Hollevoet and lots of fellow waterfowl biologists learned about migrations early in life. Growing up in Minnesota, he watched flight after flight pointed southward in the fall.
"That's when you know how important places like this are," Hollevoet said.
There are dozens of Roger Hollevoets in the northern U.S. and Canada. Each one of them knows their jobs are a juggling act of conservation, landowner rights and taxing authorities.
Hollevoet said county officials don't like the federal government's move to buy land, because it removes that land from tax rolls.
 "That's why it's important to obtain easements with the landowners, and come up with other plans that take marginal (farm) lands out of production and compensate the farmer," Hollevoet said.
"The easements pay the landowners, so that money stays in the local economy, and there is a procedure that, when Congress votes for it, pays local governments for lands used for (federally owned) waterfowl production areas."
The Conservation Reserve Program is another method. The federal plan pays farmers and landowners annually for uncultivated tracts that benefit wildlife, especially birds.
Delta Waterfowl vice president John Devney said extending plans like CRP and making sure the 2007 Farm Bill includes funding for wildlife projects are vital for waterfowl management.
"Recent studies show that duck nesting success is directly proportional to the grasslands in the prairies," Devney said. "To have any nesting success in an area, the studies show you have to have 40 percent of the area in grass. Yes, there has to be water, too, but without the grass, you run the risk of having the ducks move to marginal areas or settling in areas that expose their nests to far too many predators for the (duck) species to sustain its numbers."
Ducks Unlimited biologist Mike Checkett is on the same page.
Devney and Checkett read from the same book when they talk about the importance of preserving expanses of native grasslands and prairie pothole regions in both the northern U.S. Both quickly add the prairielands in the Canadian provinces of Saskatchewan, Alberta and Manitoba.
When wet, these areas provide the tall grasses and temporary and permanent water wild waterfowl need to survive and increase their numbers.
"Everyone needs to know that 62 percent of the grasslands that covered the prairie pothole region has been converted to cropland," Checkett said. "In two North Dakota counties in 2002, there were 12,925 acres tilled for the first time.

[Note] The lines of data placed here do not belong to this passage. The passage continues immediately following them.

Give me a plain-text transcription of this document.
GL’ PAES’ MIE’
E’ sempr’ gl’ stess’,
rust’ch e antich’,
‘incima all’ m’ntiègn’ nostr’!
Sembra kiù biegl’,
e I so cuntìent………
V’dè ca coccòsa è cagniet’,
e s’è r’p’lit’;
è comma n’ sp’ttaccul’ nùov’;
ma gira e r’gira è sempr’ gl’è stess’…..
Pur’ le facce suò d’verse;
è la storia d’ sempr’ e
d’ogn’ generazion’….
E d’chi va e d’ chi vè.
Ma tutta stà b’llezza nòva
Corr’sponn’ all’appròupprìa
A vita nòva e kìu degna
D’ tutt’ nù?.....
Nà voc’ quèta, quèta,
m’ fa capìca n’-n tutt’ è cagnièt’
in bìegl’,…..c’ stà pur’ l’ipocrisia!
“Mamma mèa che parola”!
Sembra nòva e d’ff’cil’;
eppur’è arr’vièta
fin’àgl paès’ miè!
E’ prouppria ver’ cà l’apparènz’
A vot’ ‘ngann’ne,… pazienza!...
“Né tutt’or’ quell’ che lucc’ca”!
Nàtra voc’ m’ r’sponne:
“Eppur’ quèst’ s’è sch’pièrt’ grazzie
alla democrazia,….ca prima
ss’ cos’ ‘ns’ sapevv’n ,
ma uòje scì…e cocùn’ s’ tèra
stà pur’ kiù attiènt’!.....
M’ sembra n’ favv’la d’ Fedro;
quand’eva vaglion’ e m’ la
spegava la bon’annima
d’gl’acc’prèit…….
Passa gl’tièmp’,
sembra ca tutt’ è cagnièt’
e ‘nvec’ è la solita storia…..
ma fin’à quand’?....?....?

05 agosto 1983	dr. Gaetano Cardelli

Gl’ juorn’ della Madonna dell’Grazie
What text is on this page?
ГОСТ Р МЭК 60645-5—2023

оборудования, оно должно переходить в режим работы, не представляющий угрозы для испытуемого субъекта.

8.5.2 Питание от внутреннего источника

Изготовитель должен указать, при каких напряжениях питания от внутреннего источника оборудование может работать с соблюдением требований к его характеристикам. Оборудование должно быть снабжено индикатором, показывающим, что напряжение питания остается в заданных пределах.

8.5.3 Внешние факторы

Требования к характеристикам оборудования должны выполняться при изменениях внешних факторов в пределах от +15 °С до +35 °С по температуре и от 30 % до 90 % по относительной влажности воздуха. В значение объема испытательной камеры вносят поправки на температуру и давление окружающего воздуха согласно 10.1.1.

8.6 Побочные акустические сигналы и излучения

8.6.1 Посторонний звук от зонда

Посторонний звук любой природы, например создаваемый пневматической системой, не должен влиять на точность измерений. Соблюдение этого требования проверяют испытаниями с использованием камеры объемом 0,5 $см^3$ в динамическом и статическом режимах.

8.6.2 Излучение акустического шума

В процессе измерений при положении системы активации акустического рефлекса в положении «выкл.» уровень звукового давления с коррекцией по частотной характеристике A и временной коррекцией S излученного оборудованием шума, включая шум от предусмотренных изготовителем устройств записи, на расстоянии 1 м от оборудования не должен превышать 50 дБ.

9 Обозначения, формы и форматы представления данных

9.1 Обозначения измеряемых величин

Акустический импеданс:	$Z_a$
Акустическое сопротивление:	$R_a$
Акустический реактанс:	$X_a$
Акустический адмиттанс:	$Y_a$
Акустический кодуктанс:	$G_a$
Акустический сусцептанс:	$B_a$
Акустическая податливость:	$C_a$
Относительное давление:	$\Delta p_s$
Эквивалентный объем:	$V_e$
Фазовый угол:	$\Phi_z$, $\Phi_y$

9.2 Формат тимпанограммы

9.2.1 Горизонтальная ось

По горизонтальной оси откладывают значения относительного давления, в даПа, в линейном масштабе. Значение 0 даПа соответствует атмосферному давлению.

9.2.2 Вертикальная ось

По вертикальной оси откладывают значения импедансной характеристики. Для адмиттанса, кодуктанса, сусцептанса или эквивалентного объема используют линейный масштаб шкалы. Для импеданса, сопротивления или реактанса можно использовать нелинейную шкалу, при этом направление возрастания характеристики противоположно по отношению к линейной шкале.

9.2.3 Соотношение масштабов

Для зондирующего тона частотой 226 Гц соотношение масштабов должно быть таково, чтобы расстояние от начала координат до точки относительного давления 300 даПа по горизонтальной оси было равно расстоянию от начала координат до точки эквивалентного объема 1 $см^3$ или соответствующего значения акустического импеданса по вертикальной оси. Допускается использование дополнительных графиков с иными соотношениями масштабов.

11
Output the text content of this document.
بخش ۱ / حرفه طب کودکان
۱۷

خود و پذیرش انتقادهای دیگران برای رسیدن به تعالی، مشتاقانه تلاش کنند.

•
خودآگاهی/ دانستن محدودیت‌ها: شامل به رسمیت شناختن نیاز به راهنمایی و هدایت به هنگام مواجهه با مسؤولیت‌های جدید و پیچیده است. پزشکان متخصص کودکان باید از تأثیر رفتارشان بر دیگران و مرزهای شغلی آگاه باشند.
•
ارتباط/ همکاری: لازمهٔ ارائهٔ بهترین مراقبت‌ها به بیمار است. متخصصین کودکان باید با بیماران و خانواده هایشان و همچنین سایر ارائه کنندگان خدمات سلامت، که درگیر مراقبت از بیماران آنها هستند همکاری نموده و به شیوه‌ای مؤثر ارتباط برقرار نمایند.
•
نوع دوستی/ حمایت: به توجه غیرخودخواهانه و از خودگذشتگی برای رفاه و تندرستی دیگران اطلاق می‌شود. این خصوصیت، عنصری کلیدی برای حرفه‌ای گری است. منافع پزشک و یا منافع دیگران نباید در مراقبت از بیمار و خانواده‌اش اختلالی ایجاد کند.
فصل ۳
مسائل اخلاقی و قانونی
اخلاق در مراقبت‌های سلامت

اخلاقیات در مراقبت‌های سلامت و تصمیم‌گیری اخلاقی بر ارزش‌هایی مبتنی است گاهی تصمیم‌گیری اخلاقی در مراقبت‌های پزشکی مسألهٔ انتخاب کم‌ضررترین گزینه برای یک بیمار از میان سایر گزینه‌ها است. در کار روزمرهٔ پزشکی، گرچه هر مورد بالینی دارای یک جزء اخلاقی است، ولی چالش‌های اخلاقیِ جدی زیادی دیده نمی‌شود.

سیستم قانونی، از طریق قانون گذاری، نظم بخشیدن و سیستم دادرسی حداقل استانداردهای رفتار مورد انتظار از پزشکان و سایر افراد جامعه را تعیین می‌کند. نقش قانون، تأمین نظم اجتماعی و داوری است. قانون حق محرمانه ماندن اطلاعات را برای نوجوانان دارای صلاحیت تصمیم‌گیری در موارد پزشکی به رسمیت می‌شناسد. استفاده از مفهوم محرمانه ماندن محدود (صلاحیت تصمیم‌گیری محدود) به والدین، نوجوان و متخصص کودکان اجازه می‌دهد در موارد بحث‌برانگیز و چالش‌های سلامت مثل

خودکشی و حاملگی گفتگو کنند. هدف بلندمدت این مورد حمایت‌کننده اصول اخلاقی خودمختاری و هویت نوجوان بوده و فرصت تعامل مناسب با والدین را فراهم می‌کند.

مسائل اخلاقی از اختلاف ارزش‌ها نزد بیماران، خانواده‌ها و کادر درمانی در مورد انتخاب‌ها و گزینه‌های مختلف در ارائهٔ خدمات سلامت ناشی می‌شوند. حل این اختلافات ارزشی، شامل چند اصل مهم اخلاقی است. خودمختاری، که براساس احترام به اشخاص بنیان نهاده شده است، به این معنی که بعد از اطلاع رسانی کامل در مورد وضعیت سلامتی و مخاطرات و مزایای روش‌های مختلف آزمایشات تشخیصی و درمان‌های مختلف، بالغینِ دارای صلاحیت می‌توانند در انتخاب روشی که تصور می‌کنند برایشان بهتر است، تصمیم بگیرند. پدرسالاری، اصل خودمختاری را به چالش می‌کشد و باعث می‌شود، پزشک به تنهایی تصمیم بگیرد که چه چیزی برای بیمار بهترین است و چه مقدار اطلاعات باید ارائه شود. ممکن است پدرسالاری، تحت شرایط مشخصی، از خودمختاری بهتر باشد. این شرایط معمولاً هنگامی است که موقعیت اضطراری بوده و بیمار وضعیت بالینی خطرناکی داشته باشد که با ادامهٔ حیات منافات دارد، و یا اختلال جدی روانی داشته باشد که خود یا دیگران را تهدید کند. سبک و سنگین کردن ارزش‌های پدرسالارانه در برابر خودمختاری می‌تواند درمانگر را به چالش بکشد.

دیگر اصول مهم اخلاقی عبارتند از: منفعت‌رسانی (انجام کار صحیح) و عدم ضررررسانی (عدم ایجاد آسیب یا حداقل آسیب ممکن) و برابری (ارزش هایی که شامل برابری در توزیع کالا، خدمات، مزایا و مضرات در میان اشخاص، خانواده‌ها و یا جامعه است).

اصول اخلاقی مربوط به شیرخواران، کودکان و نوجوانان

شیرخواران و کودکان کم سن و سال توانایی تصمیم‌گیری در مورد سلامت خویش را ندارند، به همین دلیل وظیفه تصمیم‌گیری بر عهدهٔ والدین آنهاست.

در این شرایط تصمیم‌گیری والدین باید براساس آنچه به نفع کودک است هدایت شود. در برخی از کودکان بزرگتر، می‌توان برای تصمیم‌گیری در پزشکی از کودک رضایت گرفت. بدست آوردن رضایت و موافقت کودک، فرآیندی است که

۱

In South Dakota in 2004, 30,000 new acres were plowed.
"In areas where there are extensive grasslands, we have found more than 25 ducks nesting per square mile," he said. "That's why we need 'sodbuster' and 'swampbuster' provisions in (federal) legislation and programs."
The good news for wildlife managers and hunters is that Canada has developed a program similar to CRP during the last two years, and winter wheat, a crop favorable for nesting ducks, is being planted on the Canadian prairies.
Checkett is based in Memphis, Tenn. Hollevoet lives smack-dab in the middle of the battleground.
"This is a beautiful place, these native grasslands," Hollevoet said. "And there are ways to make sure the farmer and wildlife benefit. We've proven that here."